Suppressed revolver?

Makes me want to tighten up the gap on my 500 and put one of these on it:

IMG_0327.jpg


Notice it's even got a handy hand-hold on the end! :D
 
My Dan Wesson is pretty quiet with the gap tightened up (say 0.002") and the 12" barrel installed. Not exactly a Hollywood like flea fart, but much milder than the same gun with the 4" barrel and standard 0.006" BC gap. The pressure wave must be reduced because the chamber/barrel pressure has dropped significantly before the bullet exits the barrel.
 
This thread jarred an old memory loose. I saw a movie or TV show once, probably a movie on the TV, where the character had a revolver with a silencer on it and was shooting somebody with it. The actor had poor coordination or really slow reflexes as there was a real gap between him firing each shot and him jerking the barrel up to simulate recoil. Sort of like the girls shot on Charley's Angels.

Then the "special effects" man, with fewer skills than my junior high stage crew, added the "ffffffftt!" noise after each "shot."

I remember laughing at it at the time and remembering it now still made me chuckle. Or maybe simulate chuckling.
 
Just wondering if you tightened the BC gap up with shims to about .001 or . 002 would that be enough to make a significant reduction in the noise escaping from the BC gap that a suppressor could be effective. Any comments?
 
My all time favorite Hollywood impossible use of a suppressor on a revolver was in Magnum Force, when officer Davis shot a fellow officer in a parking garage and then twisted the suppressor and pulled it straight off a vent ribbed Colt Python with full underlugged barrel. Not to mention the fact that, that puny little suppressor would have been blown off the gun with the first shot and probably would have made more noise than without it. :eek:

600px-DH2ColtPython-4_zpsd9uq0olq.jpg


HOGWASH! If you saw it in a movie, it MUST be real! :D:rolleyes: Same as if you read it on the Internet!

Actually, this thread is incredibly well-timed. I'm working on a magazine story about suppressors and you've all provided me with some interesting observations..
Many Thx!
 
I had a '95 Nagant for some years and before I could find any real ammo, I converted Winchester 32-20 brass using Lee dies (FWIW, easiest cartridge conversion ever). Of course, the brass was too short to enter the barrel, even when cocked, so some gases exited between the cylinder and barrel.

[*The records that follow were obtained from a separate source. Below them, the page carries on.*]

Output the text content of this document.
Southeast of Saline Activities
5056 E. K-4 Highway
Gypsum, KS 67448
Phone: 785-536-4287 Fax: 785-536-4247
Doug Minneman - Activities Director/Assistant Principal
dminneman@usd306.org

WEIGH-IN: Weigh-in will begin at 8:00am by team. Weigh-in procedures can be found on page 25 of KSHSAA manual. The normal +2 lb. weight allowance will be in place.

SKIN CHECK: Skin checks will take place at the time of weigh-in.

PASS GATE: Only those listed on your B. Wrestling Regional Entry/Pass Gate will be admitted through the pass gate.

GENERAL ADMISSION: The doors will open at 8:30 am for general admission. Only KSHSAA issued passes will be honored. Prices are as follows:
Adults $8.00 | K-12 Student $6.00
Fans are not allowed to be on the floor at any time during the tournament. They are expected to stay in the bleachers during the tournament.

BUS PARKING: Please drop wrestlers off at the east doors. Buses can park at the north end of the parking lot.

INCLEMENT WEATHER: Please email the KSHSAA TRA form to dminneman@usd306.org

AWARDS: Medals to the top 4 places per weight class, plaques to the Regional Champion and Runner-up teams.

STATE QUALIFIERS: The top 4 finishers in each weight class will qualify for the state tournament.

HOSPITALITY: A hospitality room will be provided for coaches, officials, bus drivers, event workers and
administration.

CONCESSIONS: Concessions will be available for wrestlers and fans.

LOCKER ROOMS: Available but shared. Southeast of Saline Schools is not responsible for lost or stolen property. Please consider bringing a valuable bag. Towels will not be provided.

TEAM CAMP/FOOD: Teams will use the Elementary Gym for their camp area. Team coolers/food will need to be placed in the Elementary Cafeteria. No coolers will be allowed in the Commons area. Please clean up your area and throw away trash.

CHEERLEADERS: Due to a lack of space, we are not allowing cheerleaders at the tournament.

I then adjusted the bullet seater so that the bullet protruded from the cylinder, but not so far as to impede rotation. That helped a little, but the typical Nagant bullet was a 90-gr jacketed RN and I doubt it went into the barrel far enough.

So I found some cast bullets (NEI 98 gr. 32 Colt) which worked fairly well in closing the gas leaks.

Of course, by this time, Russia was selling genuine Nagant cartridges by the bushel basket, but in the meantime, I had fun playing. So much so that a neighbor, whose wife was Russian, had to have it. They're still playing with it, but have yet to fit a suppressor.